— Tu veux connaître la suite ?
— Est-elle plus agréable ?
— Pas vraiment, non.
— Oh, et puis après tout… (Sma claqua ses mains sur ses cuisses, puis se mit à les frotter.) Autant en finir tout de suite.
— Il faudrait que tu partes dès demain.
— Oh non ! (Elle enfouit sa tête dans ses mains, puis releva les yeux.
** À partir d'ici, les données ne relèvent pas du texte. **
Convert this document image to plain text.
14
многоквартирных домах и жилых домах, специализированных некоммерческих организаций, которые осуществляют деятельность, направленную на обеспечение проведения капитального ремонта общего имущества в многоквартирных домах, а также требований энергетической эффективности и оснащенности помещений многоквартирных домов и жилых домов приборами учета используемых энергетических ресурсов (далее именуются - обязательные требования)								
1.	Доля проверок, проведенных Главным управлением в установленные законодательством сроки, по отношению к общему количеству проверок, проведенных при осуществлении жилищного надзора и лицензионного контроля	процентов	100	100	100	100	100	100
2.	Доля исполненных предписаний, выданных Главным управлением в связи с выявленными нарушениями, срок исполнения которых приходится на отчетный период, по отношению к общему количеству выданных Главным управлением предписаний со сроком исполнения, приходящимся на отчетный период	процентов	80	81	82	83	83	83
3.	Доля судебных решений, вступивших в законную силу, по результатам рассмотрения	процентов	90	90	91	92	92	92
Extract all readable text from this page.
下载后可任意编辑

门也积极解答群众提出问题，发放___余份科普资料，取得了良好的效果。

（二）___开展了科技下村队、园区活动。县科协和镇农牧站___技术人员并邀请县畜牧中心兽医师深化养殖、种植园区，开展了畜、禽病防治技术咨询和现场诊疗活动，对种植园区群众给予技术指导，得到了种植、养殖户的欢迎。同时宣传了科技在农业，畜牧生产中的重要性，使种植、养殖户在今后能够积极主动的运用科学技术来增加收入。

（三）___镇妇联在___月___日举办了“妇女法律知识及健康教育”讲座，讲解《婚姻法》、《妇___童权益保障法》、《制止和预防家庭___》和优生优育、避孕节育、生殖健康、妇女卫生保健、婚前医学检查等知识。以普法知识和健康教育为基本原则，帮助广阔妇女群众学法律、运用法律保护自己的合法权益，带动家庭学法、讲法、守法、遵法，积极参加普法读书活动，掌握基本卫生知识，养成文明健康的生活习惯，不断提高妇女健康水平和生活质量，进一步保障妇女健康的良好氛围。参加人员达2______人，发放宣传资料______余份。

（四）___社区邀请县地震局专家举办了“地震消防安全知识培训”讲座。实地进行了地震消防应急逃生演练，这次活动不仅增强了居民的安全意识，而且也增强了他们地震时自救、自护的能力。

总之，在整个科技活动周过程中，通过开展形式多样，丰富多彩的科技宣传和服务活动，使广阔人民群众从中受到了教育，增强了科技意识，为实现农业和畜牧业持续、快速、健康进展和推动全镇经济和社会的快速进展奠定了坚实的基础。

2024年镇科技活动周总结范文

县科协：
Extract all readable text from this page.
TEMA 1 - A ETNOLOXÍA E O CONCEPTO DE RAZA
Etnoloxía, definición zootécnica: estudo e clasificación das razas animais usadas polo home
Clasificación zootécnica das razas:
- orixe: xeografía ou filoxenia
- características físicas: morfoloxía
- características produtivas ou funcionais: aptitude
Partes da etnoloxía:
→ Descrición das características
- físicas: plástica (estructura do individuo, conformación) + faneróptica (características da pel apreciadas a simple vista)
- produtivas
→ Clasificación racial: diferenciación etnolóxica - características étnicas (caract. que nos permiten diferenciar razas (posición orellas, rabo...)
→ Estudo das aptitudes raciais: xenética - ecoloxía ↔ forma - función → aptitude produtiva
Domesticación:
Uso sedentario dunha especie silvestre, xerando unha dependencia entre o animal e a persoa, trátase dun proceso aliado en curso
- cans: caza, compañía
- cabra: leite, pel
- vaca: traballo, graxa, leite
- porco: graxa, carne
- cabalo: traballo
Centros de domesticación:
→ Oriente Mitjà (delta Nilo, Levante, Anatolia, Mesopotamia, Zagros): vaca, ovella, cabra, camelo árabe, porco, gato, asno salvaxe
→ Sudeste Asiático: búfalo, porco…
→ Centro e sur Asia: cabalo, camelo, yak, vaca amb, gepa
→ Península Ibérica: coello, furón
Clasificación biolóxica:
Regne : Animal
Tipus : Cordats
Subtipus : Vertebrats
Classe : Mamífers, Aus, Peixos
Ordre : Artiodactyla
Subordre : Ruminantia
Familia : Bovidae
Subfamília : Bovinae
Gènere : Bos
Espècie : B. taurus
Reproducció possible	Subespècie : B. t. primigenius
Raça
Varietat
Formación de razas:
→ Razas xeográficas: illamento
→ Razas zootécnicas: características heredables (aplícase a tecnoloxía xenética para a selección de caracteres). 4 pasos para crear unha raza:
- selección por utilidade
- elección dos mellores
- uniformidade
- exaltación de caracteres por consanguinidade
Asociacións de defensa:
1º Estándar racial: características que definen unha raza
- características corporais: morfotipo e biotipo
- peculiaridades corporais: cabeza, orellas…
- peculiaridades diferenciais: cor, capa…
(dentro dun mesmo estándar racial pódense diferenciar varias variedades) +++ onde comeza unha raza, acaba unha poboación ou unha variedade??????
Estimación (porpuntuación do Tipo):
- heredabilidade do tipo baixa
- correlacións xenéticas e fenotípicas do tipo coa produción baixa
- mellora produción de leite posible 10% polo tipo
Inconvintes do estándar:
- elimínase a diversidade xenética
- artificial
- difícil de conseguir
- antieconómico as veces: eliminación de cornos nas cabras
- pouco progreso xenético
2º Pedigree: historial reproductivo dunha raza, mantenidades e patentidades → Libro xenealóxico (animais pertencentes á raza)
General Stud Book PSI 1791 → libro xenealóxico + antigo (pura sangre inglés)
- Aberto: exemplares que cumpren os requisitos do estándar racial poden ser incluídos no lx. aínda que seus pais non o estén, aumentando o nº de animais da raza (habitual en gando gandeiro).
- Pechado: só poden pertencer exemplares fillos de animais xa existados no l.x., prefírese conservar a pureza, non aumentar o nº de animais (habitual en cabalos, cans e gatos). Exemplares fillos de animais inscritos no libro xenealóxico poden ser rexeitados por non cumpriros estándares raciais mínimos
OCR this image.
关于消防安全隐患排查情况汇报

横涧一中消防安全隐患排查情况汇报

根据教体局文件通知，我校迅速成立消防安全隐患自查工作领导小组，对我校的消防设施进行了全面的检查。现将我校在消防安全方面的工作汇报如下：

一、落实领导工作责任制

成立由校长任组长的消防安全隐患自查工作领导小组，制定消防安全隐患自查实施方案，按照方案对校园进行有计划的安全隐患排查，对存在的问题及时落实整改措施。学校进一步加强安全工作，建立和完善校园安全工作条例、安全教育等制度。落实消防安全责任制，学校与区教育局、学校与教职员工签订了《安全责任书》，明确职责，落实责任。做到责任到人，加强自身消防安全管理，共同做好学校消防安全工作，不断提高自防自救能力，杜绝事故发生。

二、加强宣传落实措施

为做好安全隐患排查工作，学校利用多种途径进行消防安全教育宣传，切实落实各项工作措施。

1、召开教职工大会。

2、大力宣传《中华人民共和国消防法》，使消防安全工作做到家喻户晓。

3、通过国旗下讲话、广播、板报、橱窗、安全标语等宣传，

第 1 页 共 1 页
Le drone jouait avec une brindille.) Tu plaisantes, ou quoi ?
— Malheureusement, non.
— Et tout ça ? (Elle indiqua la salle des turbines.) Et la conférence sur la paix ? Et toutes ces huiles, là-bas, avec leurs pattes graissées et leurs petits yeux en boutons de bottines ? Trois années de travail qui s’envolent en fumée, c’est ça ? Merde ! C’est d’une planète entière qu’il s’agit…
— La conférence sera maintenue.
— Ça, je n’en doute pas, mais qu’est-ce que tu fais du « rôle capital » que je suis censée y jouer ?
— Euh…, répondit le drone en amenant la brindille au niveau de la bande sensible située à l’avant de sa coque, eh bien…
— Oh non !
— Écoute, je sais que tu n’aimes pas…
— Non, drone ; ce n’est pas…
Brusquement, Sma se leva, alla se tenir au pied de la paroi de cristal, et plongea son regard dans la nuit.
— Écoute, Dizzy…, fit le drone en s’approchant.
— Ne me donne pas de petits noms, s’il te plaît.
— Écoute, Sma… Elle n’existe pas pour de vrai. Ce n’est qu’une doublure. Une doublure électronique, mécanique, électrochimique, chimique. Une machine. Une machine contrôlée par Mental, qui n’est pas vivante en elle-même. Ce n’est ni un clone, ni…
— Je sais très bien tout cela, drone, répliqua-t-elle en joignant ses mains derrière son dos.
La machine se rapprocha en flottant dans les airs, lui entoura les épaules de son champ et serra doucement. La jeune femme se dégagea et riva ses yeux au sol.
— Il nous faut ton autorisation, Diziet.